Bernie's minions bear no resemblance to those on either extreme. Sanders' progressive followers are idealistic, with none of the nihilism of far-right extremists or the anarchism of the anti-global far-left. Bernie's people are puppy dogs against such a backdrop. When they occupied Wall Street, Main Street, and even Oakland, they were a cool crew, at least until, in the case of Oakland, the anarchists and the police stole the show. (Also, the Occupy movement went cold because they had zeal but scant policy proposals.)

Turns out it wasn't, but points for trying.
This is not an indictment of the movement Sanders has spawned. They have real ideas that, despite what the labels progressive and socialist imply, are in no way extreme. Tax the 1 percent and redistribute the bounty? Sure. Like the European left, give everybody the healthcare they deserve? Absolutely. Stop trade agreements that mask giveaways to corporations that don't need welfare? You bet. That doesn't make you much of a socialist. It makes you a Canadian, which is pretty North American if I remember correctly.

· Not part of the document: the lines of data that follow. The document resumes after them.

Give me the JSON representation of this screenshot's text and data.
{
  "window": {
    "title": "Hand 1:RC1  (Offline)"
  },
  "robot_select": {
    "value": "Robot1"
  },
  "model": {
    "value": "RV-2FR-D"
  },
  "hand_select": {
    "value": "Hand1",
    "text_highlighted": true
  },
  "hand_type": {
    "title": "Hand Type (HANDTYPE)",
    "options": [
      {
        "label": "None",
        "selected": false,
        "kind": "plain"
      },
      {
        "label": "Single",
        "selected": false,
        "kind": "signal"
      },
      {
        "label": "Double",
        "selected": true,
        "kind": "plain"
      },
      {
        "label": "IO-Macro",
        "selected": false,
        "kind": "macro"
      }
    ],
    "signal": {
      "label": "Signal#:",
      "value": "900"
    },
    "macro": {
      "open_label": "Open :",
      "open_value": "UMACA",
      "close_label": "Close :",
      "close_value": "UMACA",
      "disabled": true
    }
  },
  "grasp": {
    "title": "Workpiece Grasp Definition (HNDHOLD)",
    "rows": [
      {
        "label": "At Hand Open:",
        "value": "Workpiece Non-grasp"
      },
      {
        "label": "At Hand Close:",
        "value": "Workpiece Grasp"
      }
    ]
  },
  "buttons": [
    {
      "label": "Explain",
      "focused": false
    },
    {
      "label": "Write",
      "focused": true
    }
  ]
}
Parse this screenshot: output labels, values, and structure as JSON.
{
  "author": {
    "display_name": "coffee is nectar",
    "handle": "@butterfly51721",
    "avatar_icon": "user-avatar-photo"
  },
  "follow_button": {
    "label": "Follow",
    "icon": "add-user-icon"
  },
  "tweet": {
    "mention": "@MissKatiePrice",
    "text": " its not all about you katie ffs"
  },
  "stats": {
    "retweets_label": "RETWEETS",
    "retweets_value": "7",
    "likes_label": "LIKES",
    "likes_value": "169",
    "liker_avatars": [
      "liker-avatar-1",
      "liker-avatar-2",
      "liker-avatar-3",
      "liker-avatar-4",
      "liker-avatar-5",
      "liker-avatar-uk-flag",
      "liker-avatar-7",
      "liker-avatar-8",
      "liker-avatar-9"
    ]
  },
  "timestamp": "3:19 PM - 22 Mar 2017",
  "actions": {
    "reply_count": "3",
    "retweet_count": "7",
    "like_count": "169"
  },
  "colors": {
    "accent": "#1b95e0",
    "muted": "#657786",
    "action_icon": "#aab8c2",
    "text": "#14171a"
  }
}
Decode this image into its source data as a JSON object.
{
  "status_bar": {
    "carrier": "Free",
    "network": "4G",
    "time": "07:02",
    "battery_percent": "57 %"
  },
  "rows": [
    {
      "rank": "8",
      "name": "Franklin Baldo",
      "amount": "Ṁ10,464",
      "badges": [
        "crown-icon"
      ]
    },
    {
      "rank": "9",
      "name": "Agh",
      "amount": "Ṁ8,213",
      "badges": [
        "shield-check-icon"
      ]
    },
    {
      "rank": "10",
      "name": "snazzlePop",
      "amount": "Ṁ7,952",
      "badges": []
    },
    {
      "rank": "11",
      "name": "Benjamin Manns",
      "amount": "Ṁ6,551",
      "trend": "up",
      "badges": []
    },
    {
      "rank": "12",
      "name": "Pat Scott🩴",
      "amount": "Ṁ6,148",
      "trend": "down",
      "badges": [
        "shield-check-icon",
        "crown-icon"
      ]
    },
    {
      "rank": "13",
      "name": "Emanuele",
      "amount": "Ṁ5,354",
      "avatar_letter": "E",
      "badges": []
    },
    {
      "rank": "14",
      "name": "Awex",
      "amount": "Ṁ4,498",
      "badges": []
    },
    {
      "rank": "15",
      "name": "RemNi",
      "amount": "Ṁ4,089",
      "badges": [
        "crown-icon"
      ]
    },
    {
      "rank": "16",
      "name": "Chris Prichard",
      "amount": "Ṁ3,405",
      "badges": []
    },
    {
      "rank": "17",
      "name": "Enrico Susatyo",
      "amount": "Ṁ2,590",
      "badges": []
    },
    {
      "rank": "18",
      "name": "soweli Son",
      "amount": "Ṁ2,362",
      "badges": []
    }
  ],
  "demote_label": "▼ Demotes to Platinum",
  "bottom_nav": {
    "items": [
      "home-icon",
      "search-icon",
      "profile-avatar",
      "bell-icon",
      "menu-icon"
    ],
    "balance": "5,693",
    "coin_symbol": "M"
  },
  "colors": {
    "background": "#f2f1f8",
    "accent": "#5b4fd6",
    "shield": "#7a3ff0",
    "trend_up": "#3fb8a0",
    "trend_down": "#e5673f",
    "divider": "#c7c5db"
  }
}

 When all is said and done, we're likely to not get the game-changing movement in U.S. politics that both sides crave. Donald Trump has only a slight chance at election, but if that weird aberration should come to fruition, he'll move toward the center faster than you can say yuuge. And as likely as Hillary Clinton's nomination and election seem preordained, if Sanders gets anywhere near the White House, he'll be left cooling his jets more because of realpolitik than a revanchinist and resistant Republican Congress.

I've left links out of this post and urge you to do some research into areas you may be unfamiliar with, but I'll offer one link -- to a Paul Krugman blog post -- that shows how fired up Sanders supporters are and how anti-Hillary fever is a real feature of the slightly farther left. Read the comments to see what I mean. An honest-to-goodness liberal thinker like Krugman is brutally savaged for postulating that a pragmatic Hillary is more honest that a progressive dreamer like Bernie. I get why. But the vitriol is out of place in what should be a reality-based and reasoned discussion of policy goals and how to get there.

If Trump and Sanders supporters do have one thing in common, it's this wish to burn down the house and start over. I feel the Bern, too, but, like Krugman, would rather remodel the house than bring it crashing down around us. But I lived and grew up through the cultural movement of the 1960s, and all I got was long hair and Richard Nixon as president. Didn't quite work out the way we thought, especially the disco.